Alone by Megan E. Freeman was a phenomenal middle grade read. It gave me major Hatchet vibes which I so loved. The story focuses on Maddie. Wanting a night alone, she and her friends scheme to have a sleepover at her grandparents' abandoned home. When her friends aren't able to go, Maddie decides to spend the night relaxing solo. However, overnight, there is an evacuation of the area, and Maddie wakes up literally alone. Her family and friends have left. There are signs of the evacuation, but no way to get in touch with anyone. With no other choice, Maddie must figure out how to fend for herself in a world where she is truly and utterly by herself. This was a story written in verse that was so emotional and captivating and beautiful. It is a story of determination and hope and even despair that is just outstanding. As a kid, I loved survival reads, and I loved that this was an updated version of that realm that is truly wonderful for readers of all ages. Thanks to NetGalley for the early look at this January 2021 release that y'all are going to need to experience.

Too Good to be True by Carola Lovering was a thriller with some major twists. I would offer the caveat that I found the suspense to be better before the reveals, but a solid plot! It still kept me reading, but the build was the best part as sometimes happens in a thriller. The story focuses on Skye who falls in love with Burke, an older man. He seems perfect - too perfect at times, but she is thrilled to have found love. Heather is introduced as an additional narrator. She seems to have some connection to Skye and/or Burke, but it isn't immediately clear what that might be. The story then builds as two stories are told, and you know there is some intersection, but you just can't figure out what or how. The twists in this one are wild, and I did a legit jaw-drop as it played out which is what always makes me love a thriller. Thanks to NetGalley for the early look at this March 2021 release.

The Time of Green Magic by Hilary McKay was a (literal) magical middle grade read. The story focuses on a blended family who moves into a mysterious new home. The home has a strange appeal and vibe, and that's why they are drawn to it. And then things start happening. The story then focuses on the kids trying to understand the magic. Some of it is good, and some of it is bad, so it's navigating what's what and their plan of action. I found it to be a nice, light read. Thanks to Simon and Schuster Children's Publishing for the advanced copy of this now released read!

The Nature of Fragile Things by Susan Meissner was historical fiction with all kinds of twists and turns along the way. The historical "happening" that the story focuses on is the 1906 San Francisco Earthquake. The main character of the story is Sophie. Sophie moves to San Francisco after seeing a newspaper advertisement.
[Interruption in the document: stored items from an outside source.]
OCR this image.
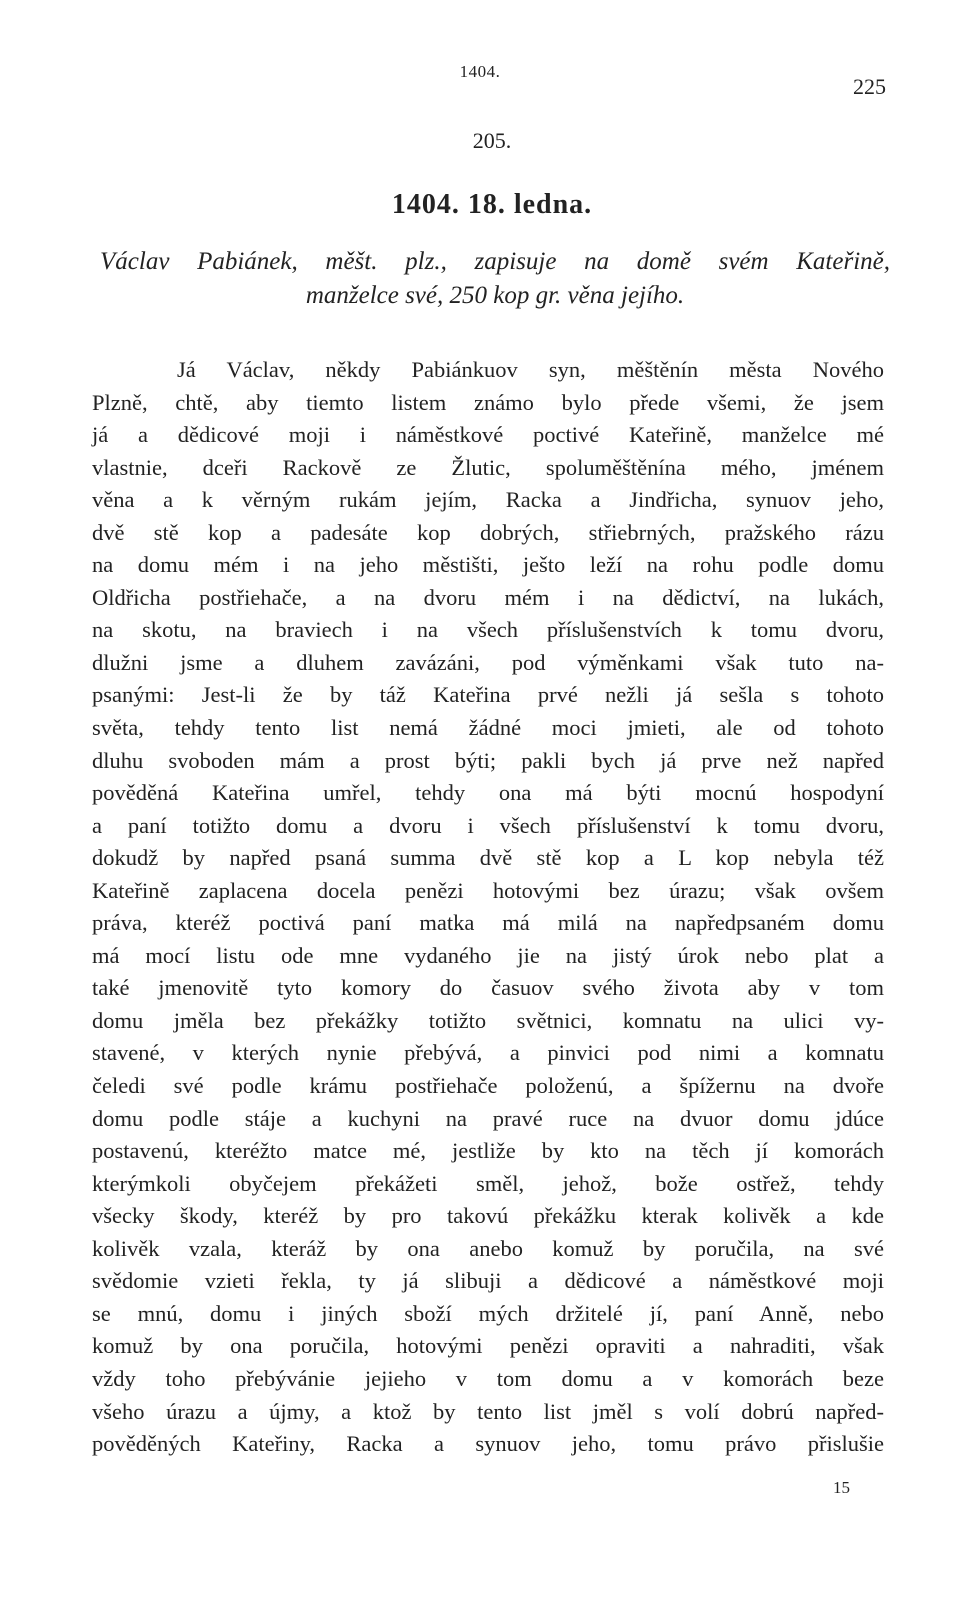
1404.
225
205.
1404. 18. ledna.
Václav Pabiánek, měšt. plz., zapisuje na domě svém Kateřině,
manželce své, 250 kop gr. věna jejího.
Já Václav, někdy Pabiánkuov syn, měštěnín města Nového
Plzně, chtě, aby tiemto listem známo bylo přede všemi, že jsem
já a dědicové moji i náměstkové poctivé Kateřině, manželce mé
vlastnie, dceři Rackově ze Žlutic, spoluměštěnína mého, jménem
věna a k věrným rukám jejím, Racka a Jindřicha, synuov jeho,
dvě stě kop a padesáte kop dobrých, střiebrných, pražského rázu
na domu mém i na jeho městišti, ješto leží na rohu podle domu
Oldřicha postřiehače, a na dvoru mém i na dědictví, na lukách,
na skotu, na braviech i na všech příslušenstvích k tomu dvoru,
dlužni jsme a dluhem zavázáni, pod výměnkami však tuto na-
psanými: Jest-li že by táž Kateřina prvé nežli já sešla s tohoto
světa, tehdy tento list nemá žádné moci jmieti, ale od tohoto
dluhu svoboden mám a prost býti; pakli bych já prve než napřed
pověděná Kateřina umřel, tehdy ona má býti mocnú hospodyní
a paní totižto domu a dvoru i všech příslušenství k tomu dvoru,
dokudž by napřed psaná summa dvě stě kop a L kop nebyla též
Kateřině zaplacena docela penězi hotovými bez úrazu; však ovšem
práva, kteréž poctivá paní matka má milá na napředpsaném domu
má mocí listu ode mne vydaného jie na jistý úrok nebo plat a
také jmenovitě tyto komory do časuov svého života aby v tom
domu jměla bez překážky totižto světnici, komnatu na ulici vy-
stavené, v kterých nynie přebývá, a pinvici pod nimi a komnatu
čeledi své podle krámu postřiehače položenú, a špížernu na dvoře
domu podle stáje a kuchyni na pravé ruce na dvuor domu jdúce
postavenú, kteréžto matce mé, jestliže by kto na těch jí komorách
kterýmkoli obyčejem překážeti směl, jehož, bože ostřež, tehdy
všecky škody, kteréž by pro takovú překážku kterak kolivěk a kde
kolivěk vzala, kteráž by ona anebo komuž by poručila, na své
svědomie vzieti řekla, ty já slibuji a dědicové a náměstkové moji
se mnú, domu i jiných sboží mých držitelé jí, paní Anně, nebo
komuž by ona poručila, hotovými penězi opraviti a nahraditi, však
vždy toho přebývánie jejieho v tom domu a v komorách beze
všeho úrazu a újmy, a ktož by tento list jměl s volí dobrú napřed-
pověděných Kateřiny, Racka a synuov jeho, tomu právo přislušie
15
Martin is a widower who is looking for a wife to help him with his daughter Kat. Sophie is looking for a fresh start, and this seems like just what she needs. Sophie knows only what her husband tells her about himself. When a stranger shows up at her door when Martin is away, Sophie realizes there is more to Martin than she could have ever realized. The story is focused on all kinds of secrets and lies. The twists were so good as it weaves together the stories of women who discover their connections and must figure out what's next. This is one with twists into its very last pages, and it was such a compelling tale. If historical fiction is your jam, this is one that'll suck you in for sure. Thanks to NetGalley for the early look at this February 2021 release!

Onto the next ones!

Sunday, November 1, 2020

Book Reviews - Women I Adore

The thing I will say about this quartet is there were women I just absolutely love connected to 75% of what I read. They gave me feels in so many different ways, and they were just so darn good. 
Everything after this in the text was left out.